FIRE followers may remember that in Hosty v. Carter, the Seventh Circuit held that public colleges and universities have many of the same rights as schools in lower levels of education to regulate the student press. Hosty applied the Supreme Court's standard from Hazelwood School District v. Kuhlmeier, 484 U.S. 260 (1988), a high school case which, as the CSU court summarized it, "permits a school to regulate 'the speech for which it also pays' when its 'actions are reasonably related to legitimate pedagogical concerns.'" The decision was such an affront to the speech rights of student journalists at colleges and universities, who are entitled to greater speech protections than their high school counterpartsand all the more so when they work for independent, non-curricular newspapersthat FIRE issued a policy statement directly in response to Hosty.

Thankfully, in last week's decision, the federal court in the CSU case recognized the primacy of the Illinois College Campus Press Act in setting the standard for the rights of college student journalists in the state of Illinois and doing away with the harm created by the Hosty decision. The court summed up the Act as follows:

That statute designates that "[a]ll campus media produced primarily by students at a State-sponsored institution of higher learning is a public forum for expression by the student journalists and editors at the particular institution." ... Such media outlets, the Act states, are not to be subject to prior review by university officials, regardless of whether the outlets receive financial support from the university.... Under the Act, faculty advisors may teach student journalists "professional standards of grammar and journalism," but the students themselves are to be solely "responsible for determining the news, opinions, feature content, and advertising content of campus media." ... By the same token, the Act prohibits any retaliatory act against a faculty advisor who refuses to "suppress [the] protected free expression rights of collegiate student journalists." [Internal citations omitted.]

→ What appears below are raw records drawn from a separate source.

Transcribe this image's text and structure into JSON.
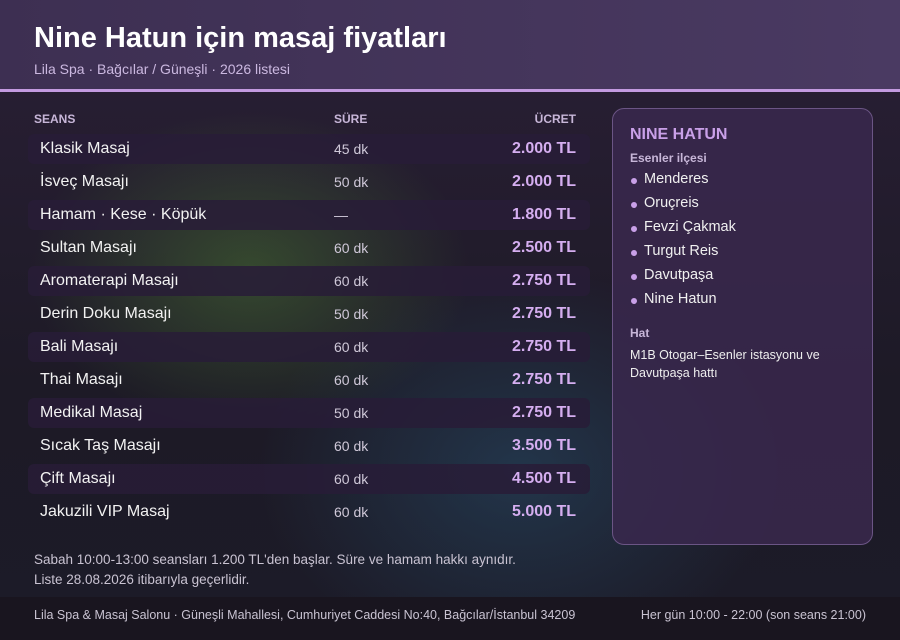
{
  "header": {
    "title": "Nine Hatun için masaj fiyatları",
    "subtitle": "Lila Spa · Bağcılar / Güneşli · 2026 listesi"
  },
  "table": {
    "columns": [
      "SEANS",
      "SÜRE",
      "ÜCRET"
    ],
    "rows": [
      [
        "Klasik Masaj",
        "45 dk",
        "2.000 TL"
      ],
      [
        "İsveç Masajı",
        "50 dk",
        "2.000 TL"
      ],
      [
        "Hamam · Kese · Köpük",
        "—",
        "1.800 TL"
      ],
      [
        "Sultan Masajı",
        "60 dk",
        "2.500 TL"
      ],
      [
        "Aromaterapi Masajı",
        "60 dk",
        "2.750 TL"
      ],
      [
        "Derin Doku Masajı",
        "50 dk",
        "2.750 TL"
      ],
      [
        "Bali Masajı",
        "60 dk",
        "2.750 TL"
      ],
      [
        "Thai Masajı",
        "60 dk",
        "2.750 TL"
      ],
      [
        "Medikal Masaj",
        "50 dk",
        "2.750 TL"
      ],
      [
        "Sıcak Taş Masajı",
        "60 dk",
        "3.500 TL"
      ],
      [
        "Çift Masajı",
        "60 dk",
        "4.500 TL"
      ],
      [
        "Jakuzili VIP Masaj",
        "60 dk",
        "5.000 TL"
      ]
    ]
  },
  "sidebar": {
    "title": "NINE HATUN",
    "subtitle": "Esenler ilçesi",
    "items": [
      "Menderes",
      "Oruçreis",
      "Fevzi Çakmak",
      "Turgut Reis",
      "Davutpaşa",
      "Nine Hatun"
    ],
    "transit_label": "Hat",
    "transit_text": "M1B Otogar–Esenler istasyonu ve Davutpaşa hattı"
  },
  "notes": [
    "Sabah 10:00-13:00 seansları 1.200 TL'den başlar. Süre ve hamam hakkı aynıdır.",
    "Liste 28.08.2026 itibarıyla geçerlidir."
  ],
  "footer": {
    "address": "Lila Spa & Masaj Salonu · Güneşli Mahallesi, Cumhuriyet Caddesi No:40, Bağcılar/İstanbul 34209",
    "hours": "Her gün 10:00 - 22:00 (son seans 21:00)"
  }
}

Given the Act's strong protections for student newspapers and their advisors, the court wisely concluded:

In light of the Hosty decision, the Illinois legislature's intent to designate student publications as public forums that are free from censorship is particularly clear.... In short, by adopting the Illinois College Campus Press Act, the state voluntarily ceded any ability it may have had to control the content of a student publication such as Tempo. As a result, the First Amendment prohibits University officials from taking any "adverse action against [Tempo or its staff], including engaging in conduct designed to chill the speech contained in future editions, on the basis of the views expressed in the publication unless such action served a compelling government interest." ... Strict constitutional scrutiny, therefore, applies to any effort by the University to restrict student speech in Tempo's pages. [Internal citations omitted.]

I am pleased to see the court reach this conclusion and interpret the act of the state legislature as it was surely intended to be applied. I hope that courts in Illinois facing similar situations in the future will likewise uphold robust protections for campus newspapers and avoid the potential harm caused by the Hosty decision. In the meantime, we will report on future developments in the CSU lawsuit.